France | France, Cour d'appel d'Aix-en-Provence, Chambre 1-8, 12 juin 2024, 22/02103


COUR D'APPEL D'AIX-EN-PROVENCE

Chambre 1-8



ARRÊT AU FOND

DU 12 JUIN 2024



N° 2024/ 279







N° RG 22/02103



N° Portalis DBVB-V-B7G-BI3FR







S.E.L.A.R.L. [F] [S] & Associés



C/



[L] [A] [M]



[Z] [W] [C] épouse [A] [M]

























Copie exécutoire délivrée le :



à :





Me Romain CHERFILS




>Me Céline TREGAN

















Décision déférée à la Cour :



Jugement du Tribunal judiciaire de NICE en date du 06 Janvier 2022 enregistrée au répertoire général sous le n° 20/02333.





APPELANTE



S.E.L.A.R.L. XAVIER HUERTAS & Associés

prise en la personne de Me Xavier HUERTAS, administrateur judiciaire...
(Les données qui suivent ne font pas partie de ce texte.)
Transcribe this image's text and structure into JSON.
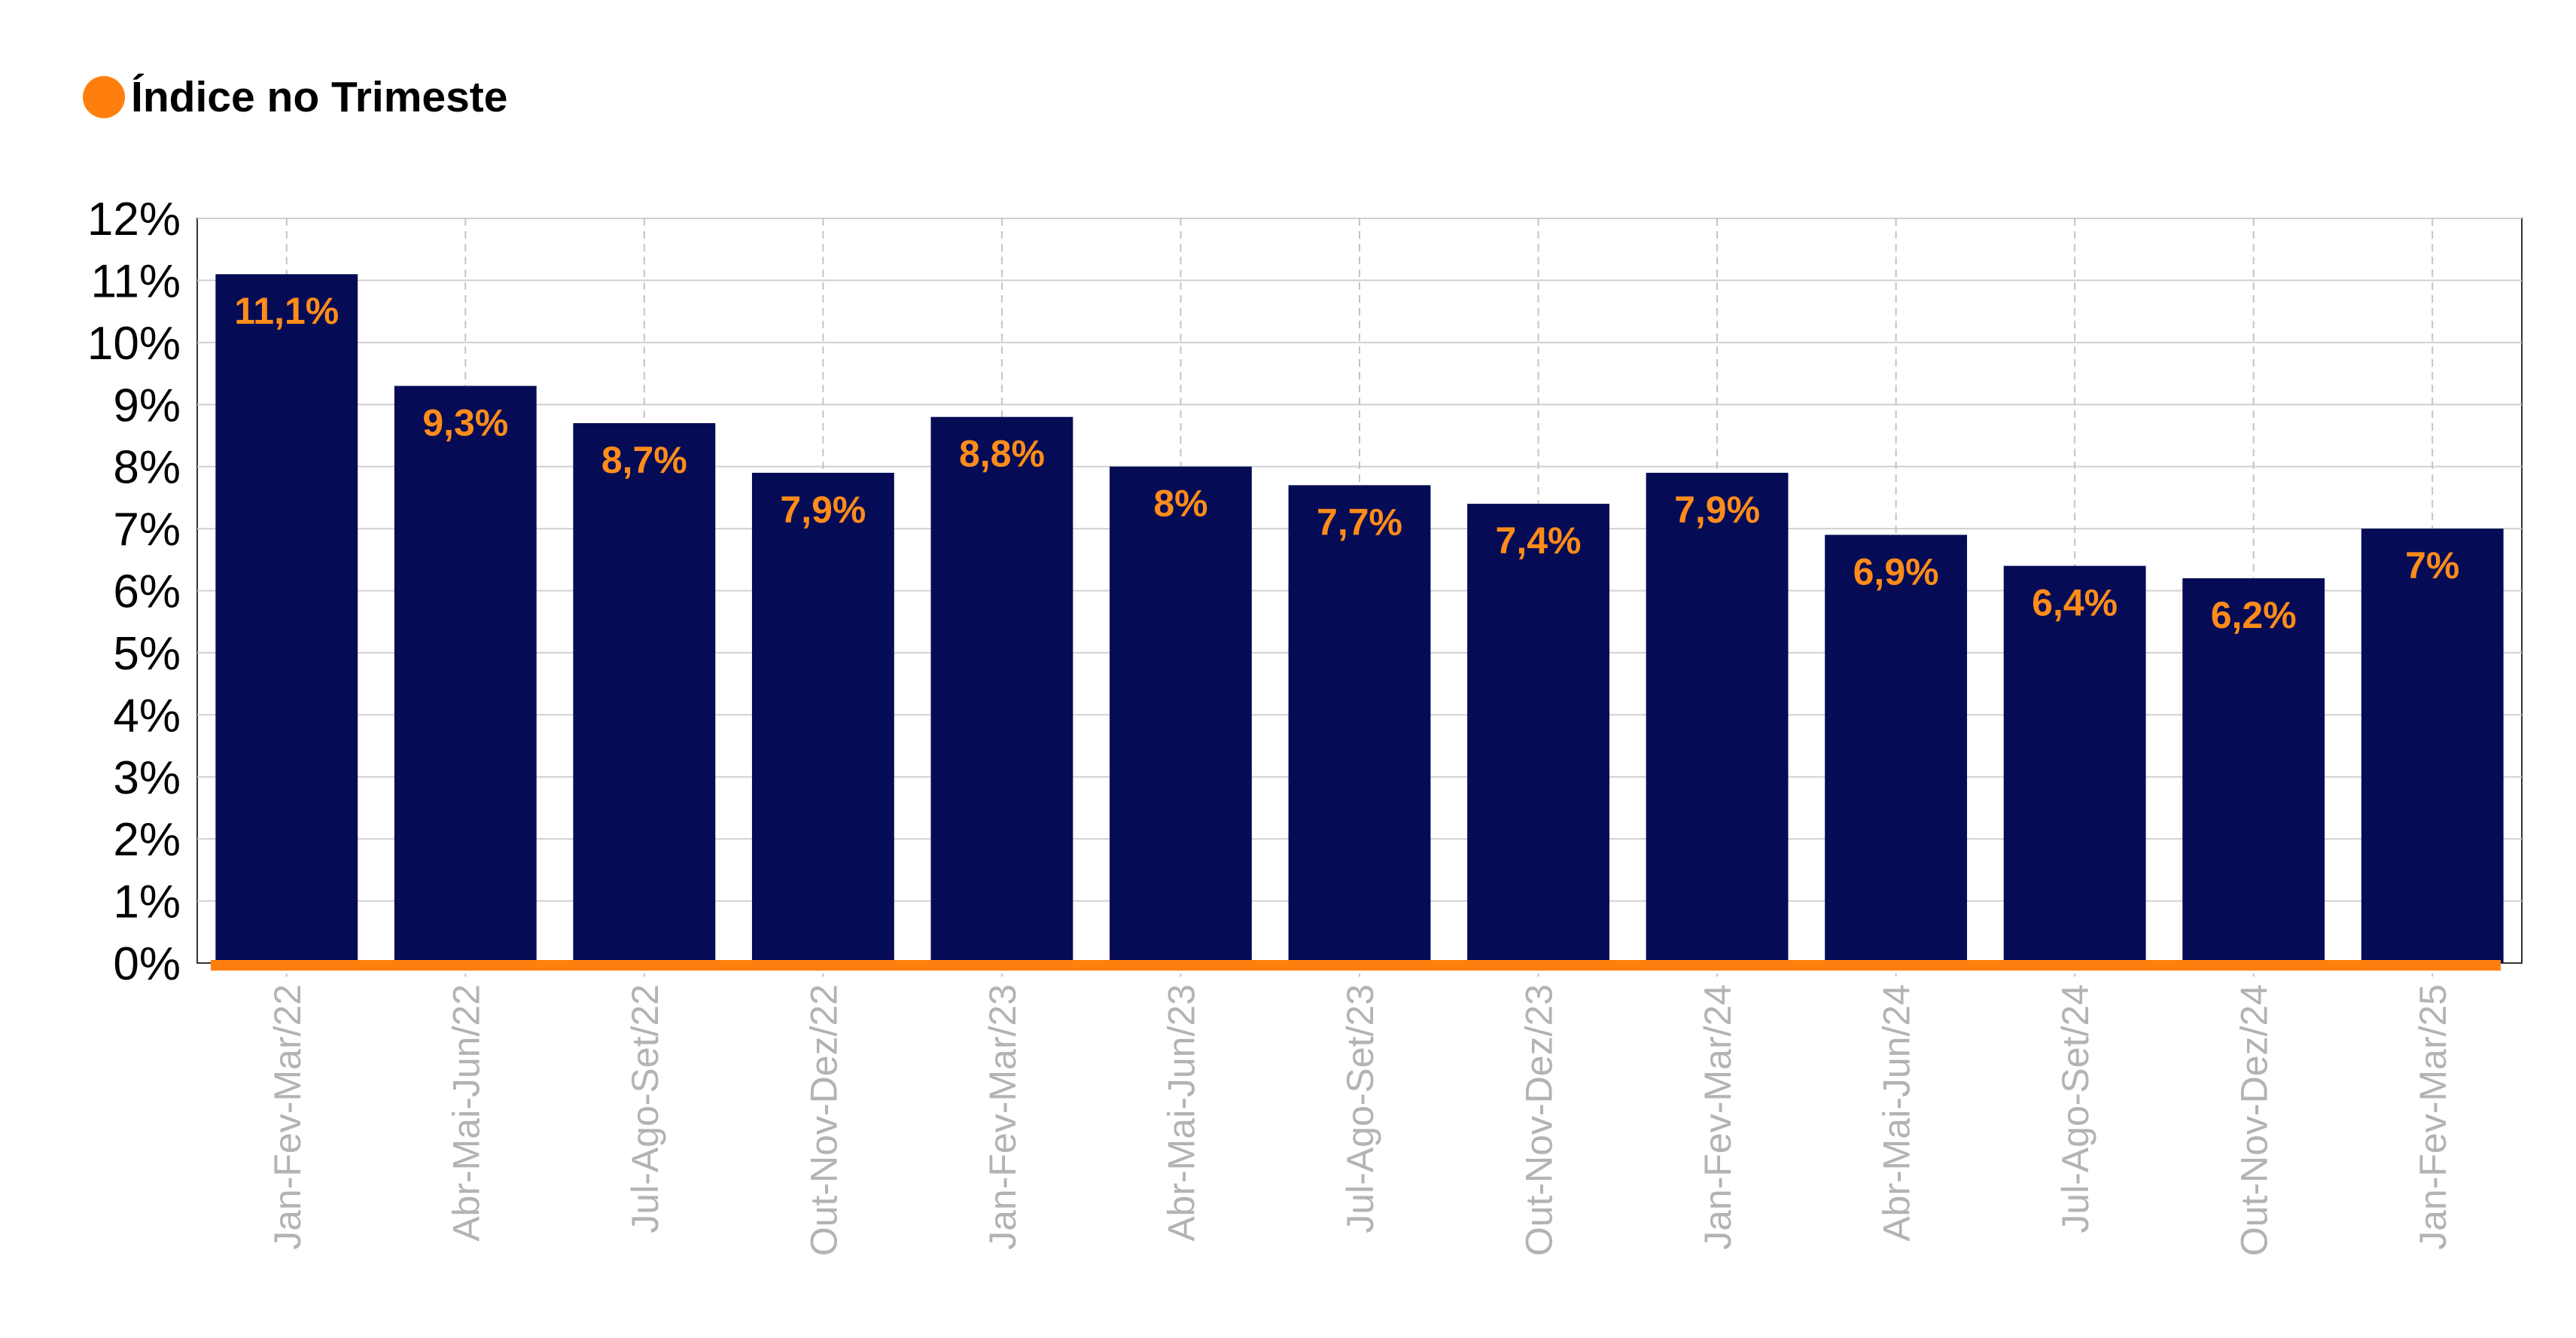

COUR D'APPEL D'AIX-EN-PROVENCE

Chambre 1-8

ARRÊT AU FOND

DU 12 JUIN 2024

N° 2024/ 279

N° RG 22/02103

N° Portalis DBVB-V-B7G-BI3FR

S.E.L.A.R.L. [F] [S] & Associés

C/

[L] [A] [M]

[Z] [W] [C] épouse [A] [M]

Copie exécutoire délivrée le :

à :

Me Romain CHERFILS

Me Céline TREGAN

Décision déférée à la Cour :

Jugement du Tribunal judiciaire de NICE en date du 06 Janvier 2022 enregistrée au répertoire général sous le n° 20/02333.

APPELANTE

S.E.L.A.R.L. XAVIER HUERTAS & Associés

prise en la personne de Me Xavier HUERTAS, administrateur judiciaire ès qualités d'administrateur provisoire du syndicat des copropriétaires [Adresse 4], nommé à ses fonctions par ordonnance rendue sur requête par Monsieur le Président du Tribunal de Grande Instance de NICE en date du 06 avril 2017, dans le cadre de l'article 29-1 de la loi du 10 juillet 1965

représentée par Me Romain CHERFILS, membre de la SELARL LX AIX EN PROVENCE, avocat au barreau d'AIX-EN-PROVENCE substituée et plaidant par Me Marine CHARPENTIER, avocat au barreau d'AIX-EN-PROVENCE, ayant pour avocat plaidant Me Philippe MARIN, avocat au barreau de PARIS

INTIMES

Monsieur [L] [A] [M]

né le 25 Novembre 1966 à CAP VERT, demeurant [Adresse 1]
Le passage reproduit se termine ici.